In offering prayers for the MSDHS staff, John Jones, pastor of First Baptist Church of Fort Lauderdale, said, “We pray today, Lord, for the athletic director, for the assistant football coach, martyrs who sacrificially gave themselves to protect their students and friends. Cover their families with your love and grace, help them in a way that only you can. Bless the staff.”
Dr. Marcus Davidson, pastor of New Mount Olive Baptist Church, prayed for strength, peace and courage for Superintendent Robert Runcie and each school board member. “As they face the reality of dealing with policy that will protect our students, as they seek to walk away from the tragedy and deal with the reality that they are humans yet are challenged with the burden of asking themselves questions that they have not answers for. What could they have done? How could they have helped? Lift them to new levels of leadership that they would be able to lead us not only through this moment but beyond this moment.”
Rob Hoskins, president of OneHope, read from Romans 8:31-39: “If God is for us, who can be against us? …Does it mean he no longer loves us if we have trouble or calamity, or are persecuted, or hungry, or destitute, or in danger, or threatened with death?… No, despite all these things, overwhelming victory is ours through Christ, who loved us…”
Parkridge Pastor Eddie Bevil read from Ephesians 2, saying, “we were once all sons of disobedience…But God, who is rich in mercy, because of His great love … made us alive together with Christ.”

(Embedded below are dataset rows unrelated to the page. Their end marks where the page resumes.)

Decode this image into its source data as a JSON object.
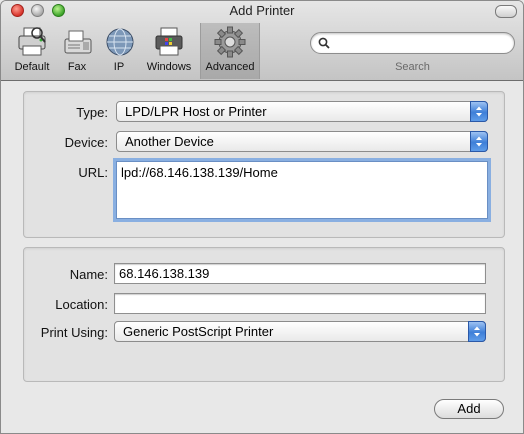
{
  "window": {
    "title": "Add Printer"
  },
  "toolbar": {
    "items": [
      {
        "label": "Default",
        "icon": "default-printer-icon"
      },
      {
        "label": "Fax",
        "icon": "fax-icon"
      },
      {
        "label": "IP",
        "icon": "ip-globe-icon"
      },
      {
        "label": "Windows",
        "icon": "windows-printer-icon"
      },
      {
        "label": "Advanced",
        "icon": "advanced-gear-icon",
        "selected": true
      }
    ],
    "search": {
      "label": "Search",
      "value": ""
    }
  },
  "connection": {
    "type_label": "Type:",
    "type_value": "LPD/LPR Host or Printer",
    "device_label": "Device:",
    "device_value": "Another Device",
    "url_label": "URL:",
    "url_value": "lpd://68.146.138.139/Home"
  },
  "details": {
    "name_label": "Name:",
    "name_value": "68.146.138.139",
    "location_label": "Location:",
    "location_value": "",
    "print_using_label": "Print Using:",
    "print_using_value": "Generic PostScript Printer"
  },
  "actions": {
    "add_label": "Add"
  },
  "colors": {
    "accent": "#3e7fd8",
    "focus_ring": "#6b9de0"
  }
}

He prayed, “Lord we rejoice in these two words, ‘but God.’ We have a merciful and loving God who cares for all people… We pray for Nikolas Cruz and for his extended family. We ask that you would intervene in his disturbed mind and show him the hope that can only be found in you. While we believe in the need for justice and safety in regard to Nikolas… we know nothing is too difficult for your mercy. We recognized this may be too difficult for us, but you are the answer we need. We beg you to meet us here in our pain.”
Before reading a statement from the churches and pastors of Church United, Tom Hendrikse, pastor of Rio Vista Community Church, recalled, “I’ve been a pastor in this community for 20 years and I’ve never seen a day quite like this one, but I have also never seen anything quite like the unity that exists in the Christian community today. In the last few years we have come together in relationship and we have come together in mission and I think that it pleases the Lord, but as I drove here today I was thinking, Lord, you have been bringing us together the past few year for this – that we might be ready for this. That we might approach this with one heart, with one love, with one passion, with one emblem of selflessness, with one willingness to lay ourselves down after the fashion of the One who laid his life down for us, and that we might speak as one voice.

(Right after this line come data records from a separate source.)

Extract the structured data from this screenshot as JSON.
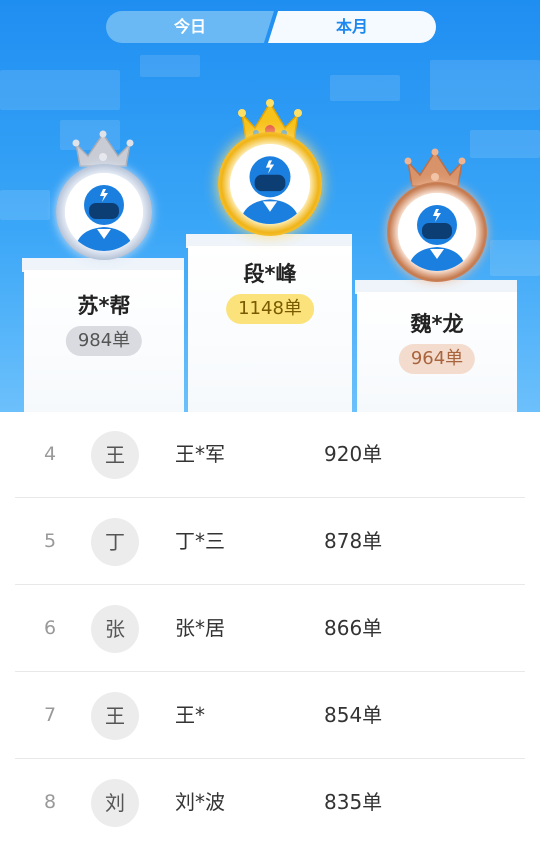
{
  "tabs": [
    {
      "label": "今日",
      "active": false
    },
    {
      "label": "本月",
      "active": true
    }
  ],
  "podium": {
    "first": {
      "rank": 1,
      "name": "段*峰",
      "score": "1148单",
      "crown": "gold-crown-icon"
    },
    "second": {
      "rank": 2,
      "name": "苏*帮",
      "score": "984单",
      "crown": "silver-crown-icon"
    },
    "third": {
      "rank": 3,
      "name": "魏*龙",
      "score": "964单",
      "crown": "bronze-crown-icon"
    }
  },
  "ranking": [
    {
      "rank": "4",
      "avatar": "王",
      "name": "王*军",
      "count": "920单"
    },
    {
      "rank": "5",
      "avatar": "丁",
      "name": "丁*三",
      "count": "878单"
    },
    {
      "rank": "6",
      "avatar": "张",
      "name": "张*居",
      "count": "866单"
    },
    {
      "rank": "7",
      "avatar": "王",
      "name": "王*",
      "count": "854单"
    },
    {
      "rank": "8",
      "avatar": "刘",
      "name": "刘*波",
      "count": "835单"
    }
  ],
  "colors": {
    "accent_blue": "#1d88ee",
    "gold": "#f7c21a",
    "silver": "#b8bcc6",
    "bronze": "#d9936a"
  }
}
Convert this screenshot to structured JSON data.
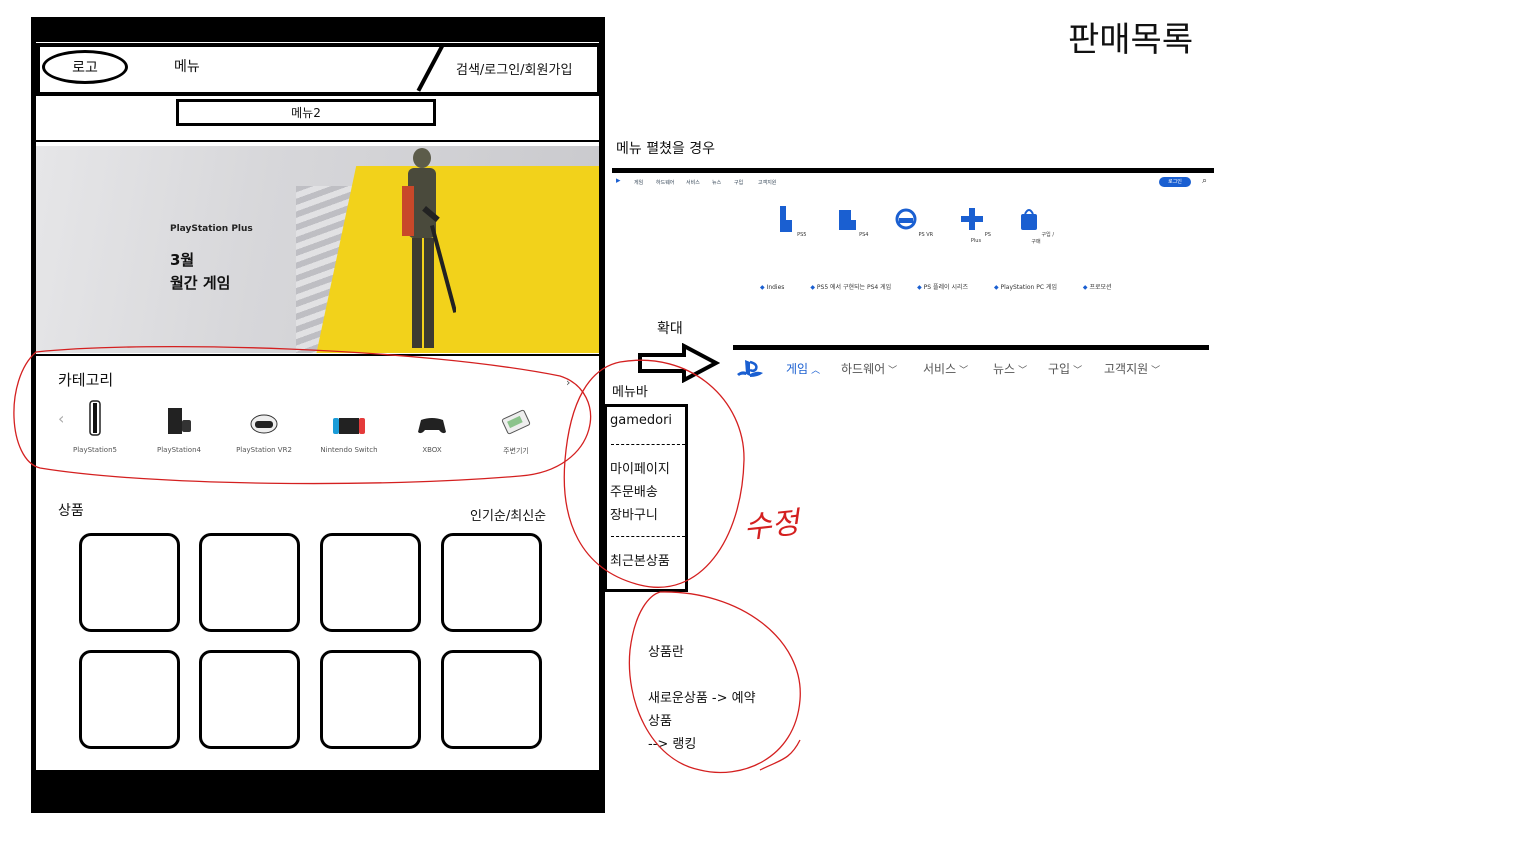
{
  "page_title": "판매목록",
  "wireframe": {
    "header": {
      "logo": "로고",
      "menu": "메뉴",
      "utility": "검색/로그인/회원가입",
      "menu2": "메뉴2"
    },
    "banner": {
      "brand": "PlayStation Plus",
      "month": "3월",
      "subtitle": "월간 게임"
    },
    "category": {
      "title": "카테고리",
      "next": "›",
      "prev": "‹",
      "items": [
        {
          "label": "PlayStation5",
          "icon": "ps5-console-icon"
        },
        {
          "label": "PlayStation4",
          "icon": "ps4-console-icon"
        },
        {
          "label": "PlayStation VR2",
          "icon": "vr-headset-icon"
        },
        {
          "label": "Nintendo Switch",
          "icon": "switch-console-icon"
        },
        {
          "label": "XBOX",
          "icon": "xbox-controller-icon"
        },
        {
          "label": "주변기기",
          "icon": "accessory-icon"
        }
      ]
    },
    "products": {
      "title": "상품",
      "sort": "인기순/최신순",
      "slots": 8
    }
  },
  "annotations": {
    "menu_open": "메뉴 펼쳤을 경우",
    "mini_nav": [
      "게임",
      "하드웨어",
      "서비스",
      "뉴스",
      "구입",
      "고객지원"
    ],
    "mini_pill": "로그인",
    "mini_products": [
      "PS5",
      "PS4",
      "PS VR",
      "PS Plus",
      "구입 / 구매"
    ],
    "mini_links": [
      "Indies",
      "PS5 에서 구현되는 PS4 게임",
      "PS 플레이 시리즈",
      "PlayStation PC 게임",
      "프로모션"
    ],
    "expand_label": "확대",
    "nav": [
      {
        "label": "게임",
        "active": true
      },
      {
        "label": "하드웨어",
        "active": false
      },
      {
        "label": "서비스",
        "active": false
      },
      {
        "label": "뉴스",
        "active": false
      },
      {
        "label": "구입",
        "active": false
      },
      {
        "label": "고객지원",
        "active": false
      }
    ],
    "menubar_label": "메뉴바",
    "menubar": {
      "user": "gamedori",
      "items": [
        "마이페이지",
        "주문배송",
        "장바구니"
      ],
      "recent": "최근본상품"
    },
    "handwritten": "수정",
    "notes": [
      "상품란",
      "새로운상품 -> 예약",
      "상품",
      "--> 랭킹"
    ]
  },
  "colors": {
    "ps_blue": "#1a5fd1",
    "markup_red": "#d42020",
    "banner_yellow": "#f2d21b"
  }
}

(You can read the official statement in its entirety on page 12.) He emphasized that this is just the beginning of their efforts.

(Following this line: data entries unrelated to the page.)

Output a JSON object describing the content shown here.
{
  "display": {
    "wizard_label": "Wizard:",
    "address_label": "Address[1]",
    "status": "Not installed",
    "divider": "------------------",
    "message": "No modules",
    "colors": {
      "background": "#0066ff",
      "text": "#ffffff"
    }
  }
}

Adam Pizarro, of The Village Hymns, sang Amazing Grace before the pastors gathered to release 17 silver balloons in honor of the victims.
And Arthur Connor, pastor of Metropolitan Baptist Church, closed with the words of Paul in Philippians 4:7 and Jesus in John 14:27, praying “Father use our hands and lives to bring peace and healing to this city and use our hands to help the families of those who have lost loved ones.”
For those who would like to contribute to the needs of the victims of this tragic event, Church United has set up an assistance fund through the National Christian Foundation at bit.ly/MercyFund.